Some of the most mesmerizing examples of collective behavior are seen overhead every day. V-shaped formations of migrating geese, starlings dancing in the evening sky, and hungry seagulls swarming over a fish market, are just some of the wide variety of shapes formed by bird flocks. Fish schools also come in many different shapes and sizes: stationary swarms; predator avoiding vacuoles and flash expansions; hourglasses and vortices; highly aligned cruising parabolas, herds, and balls. These dynamic spatial patterns often provide the examples that first come into our heads when we think of animal groups.

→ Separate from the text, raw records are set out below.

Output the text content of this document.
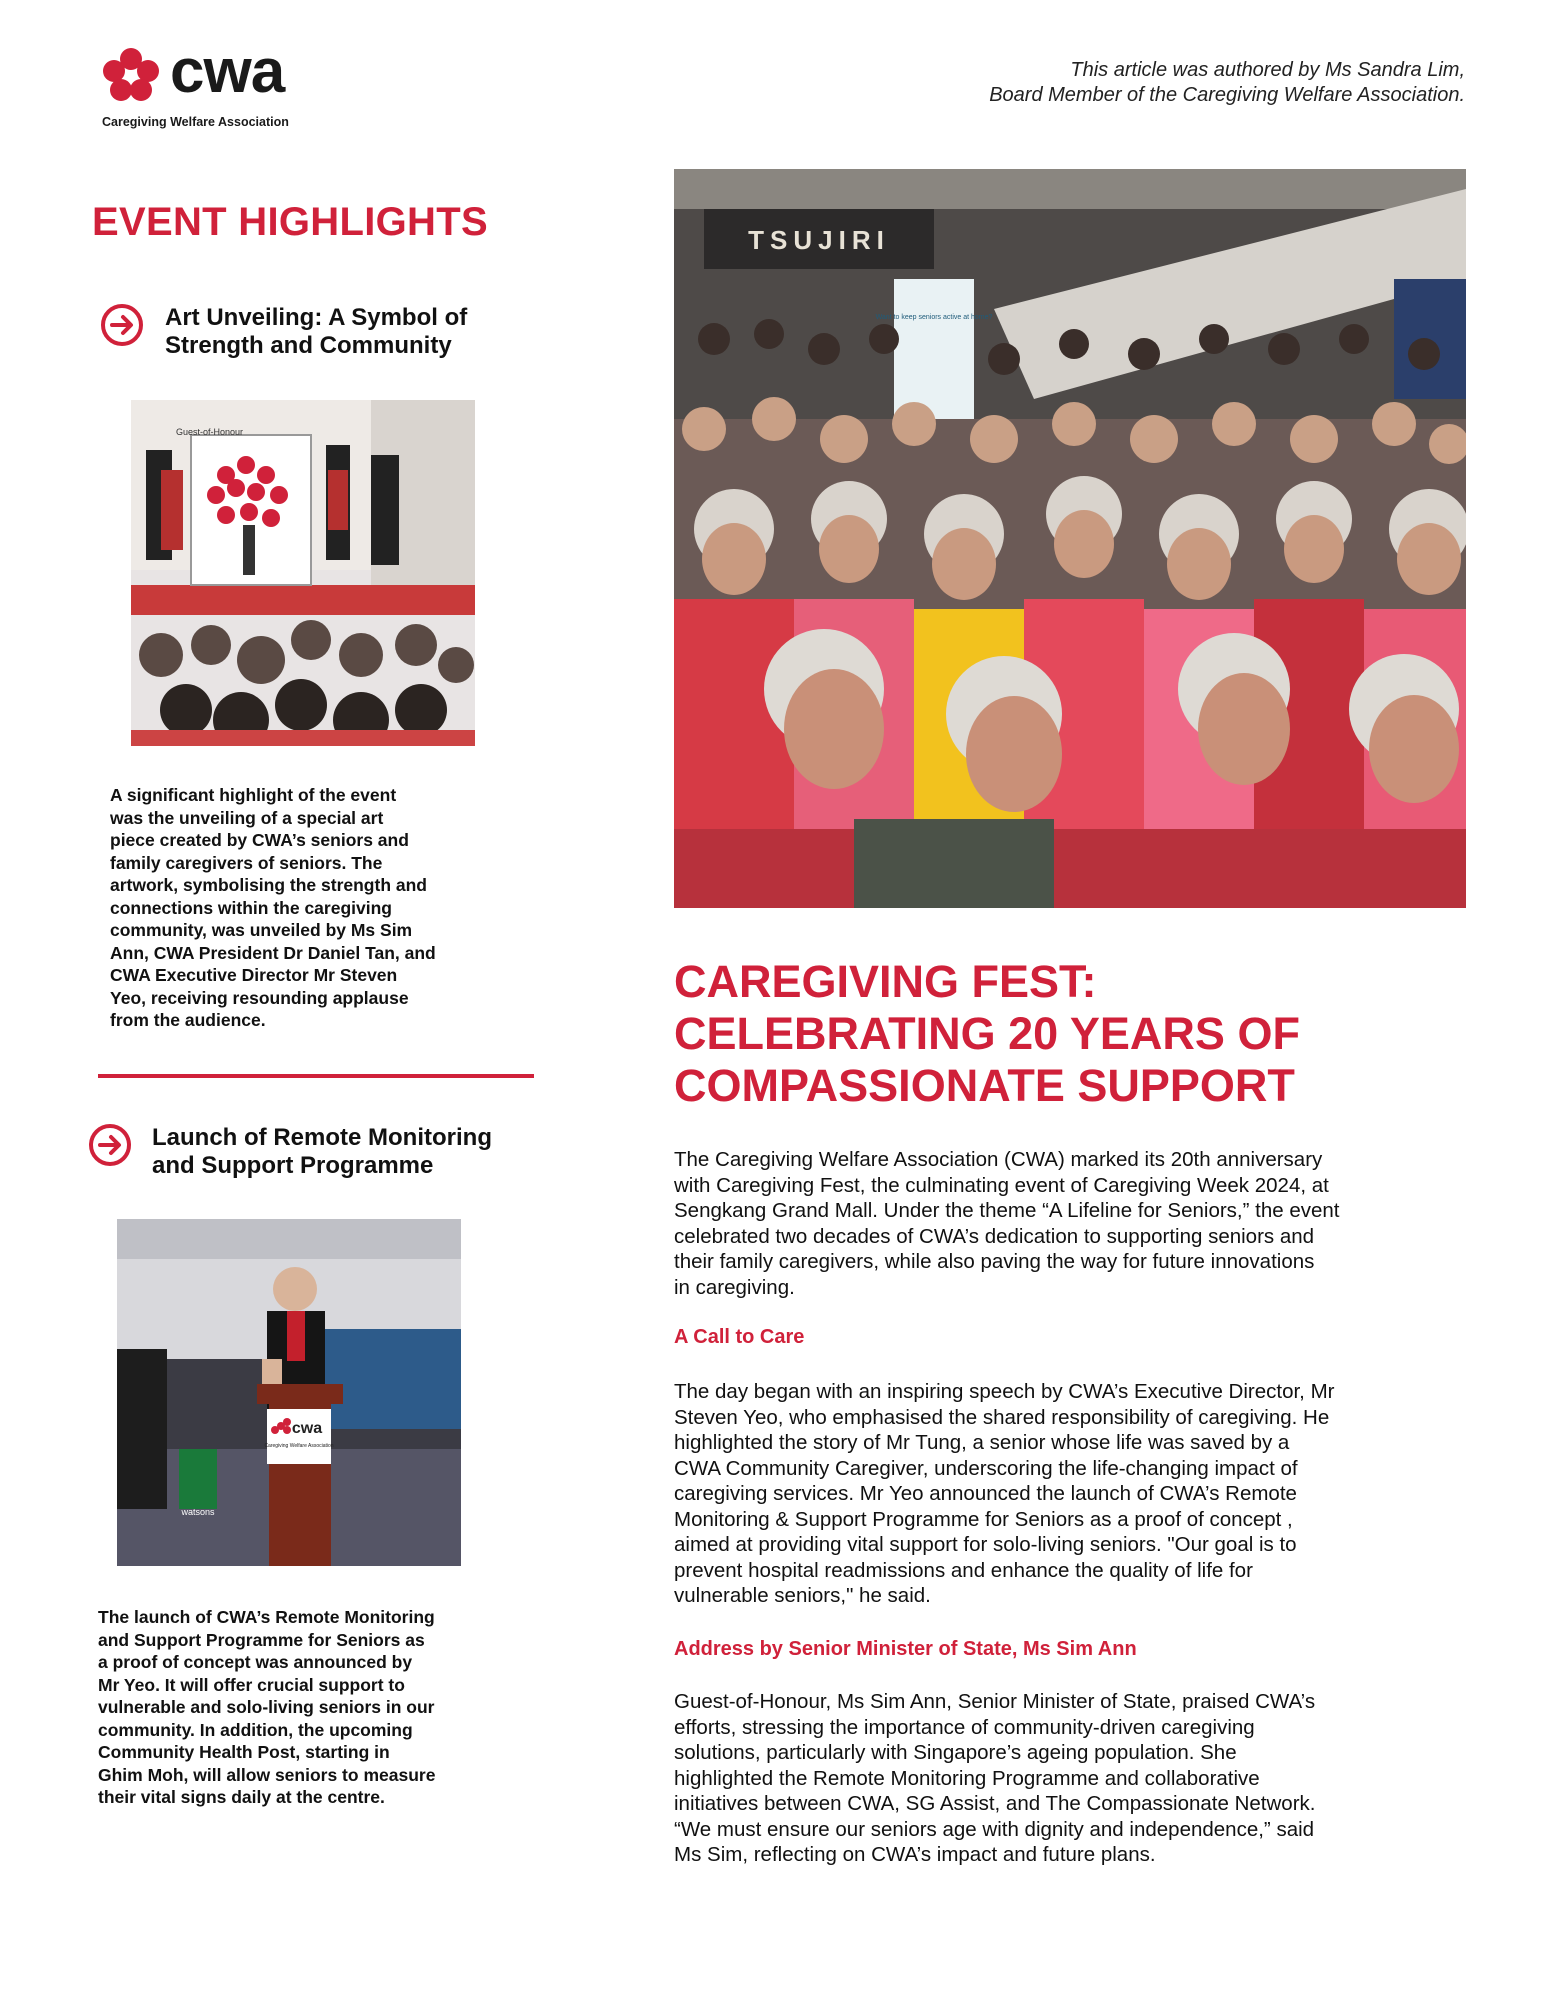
cwa
Caregiving Welfare Association
This article was authored by Ms Sandra Lim,
Board Member of the Caregiving Welfare Association.
EVENT HIGHLIGHTS
Art Unveiling: A Symbol of
Strength and Community
Guest-of-Honour
A significant highlight of the event
was the unveiling of a special art
piece created by CWA’s seniors and
family caregivers of seniors. The
artwork, symbolising the strength and
connections within the caregiving
community, was unveiled by Ms Sim
Ann, CWA President Dr Daniel Tan, and
CWA Executive Director Mr Steven
Yeo, receiving resounding applause
from the audience.
Launch of Remote Monitoring
and Support Programme
watsons
cwa
Caregiving Welfare Association
The launch of CWA’s Remote Monitoring
and Support Programme for Seniors as
a proof of concept was announced by
Mr Yeo. It will offer crucial support to
vulnerable and solo-living seniors in our
community. In addition, the upcoming
Community Health Post, starting in
Ghim Moh, will allow seniors to measure
their vital signs daily at the centre.
TSUJIRI
Want to keep seniors active at home?
CAREGIVING FEST:
CELEBRATING 20 YEARS OF
COMPASSIONATE SUPPORT
The Caregiving Welfare Association (CWA) marked its 20th anniversary
with Caregiving Fest, the culminating event of Caregiving Week 2024, at
Sengkang Grand Mall. Under the theme “A Lifeline for Seniors,” the event
celebrated two decades of CWA’s dedication to supporting seniors and
their family caregivers, while also paving the way for future innovations
in caregiving.
A Call to Care
The day began with an inspiring speech by CWA’s Executive Director, Mr
Steven Yeo, who emphasised the shared responsibility of caregiving. He
highlighted the story of Mr Tung, a senior whose life was saved by a
CWA Community Caregiver, underscoring the life-changing impact of
caregiving services. Mr Yeo announced the launch of CWA’s Remote
Monitoring & Support Programme for Seniors as a proof of concept ,
aimed at providing vital support for solo-living seniors. "Our goal is to
prevent hospital readmissions and enhance the quality of life for
vulnerable seniors," he said.
Address by Senior Minister of State, Ms Sim Ann
Guest-of-Honour, Ms Sim Ann, Senior Minister of State, praised CWA’s
efforts, stressing the importance of community-driven caregiving
solutions, particularly with Singapore’s ageing population. She
highlighted the Remote Monitoring Programme and collaborative
initiatives between CWA, SG Assist, and The Compassionate Network.
“We must ensure our seniors age with dignity and independence,” said
Ms Sim, reflecting on CWA’s impact and future plans.
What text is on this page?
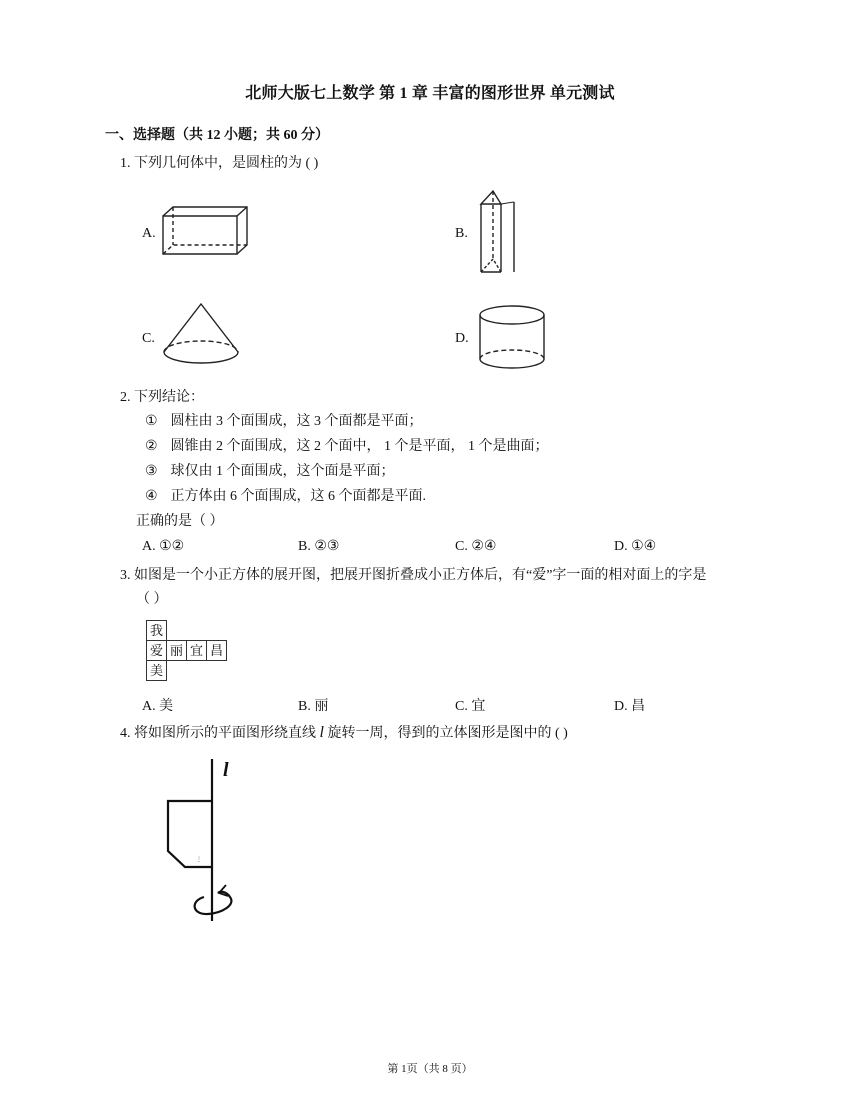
北师大版七上数学 第 1 章 丰富的图形世界 单元测试
一、选择题（共 12 小题；共 60 分）
1. 下列几何体中，是圆柱的为 ( )
A.	B.
C.	D.
2. 下列结论：
① 圆柱由 3 个面围成，这 3 个面都是平面；
② 圆锥由 2 个面围成，这 2 个面中， 1 个是平面， 1 个是曲面；
③ 球仅由 1 个面围成，这个面是平面；
④ 正方体由 6 个面围成，这 6 个面都是平面.
正确的是（ ）
A. ①②	B. ②③	C. ②④	D. ①④
3. 如图是一个小正方体的展开图，把展开图折叠成小正方体后，有“爱”字一面的相对面上的字是
（ ）
我
爱 丽 宜 昌
美
A. 美	B. 丽	C. 宜	D. 昌
4. 将如图所示的平面图形绕直线 l 旋转一周，得到的立体图形是图中的 ( )
l
⋮
第 1页（共 8 页）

While the preceding three chapters described the dynamics of animal groups, they did not explicitly describe the spatial patterns generated by these groups. For example, the decision-making of insects and fish was studied in situations where individuals have only two or a small number of alternative sites to choose between. In models of these phenomena, space is represented as the number of individuals who have taken each of these alternatives. This approach often simplifies our understanding of the underlying dynamics of these groups, but in doing so it can fail to capture the spatial structure that characterizes them. As a simple consequence of the fact that these groups move, we need to give careful consideration to how they change position in space as well as time.
The main tool I will use in describing the dynamics of flocking are selfpropelled particle (SPP) models (Czirok & Vicsek 2000; Okubo 1986; Vicsek et al. 1995). In SPP models “particles” move in a one-, two-, or three-dimensional space. Each particle has a local interaction zone within which it responds to other particles. The exact form of this interaction varies between models but typically, individuals are repulsed by, attracted to, and/or align with other individuals within one or more different zones. These models allow us to investigate the conditions under which collective patterns are produced by spatially local interactions.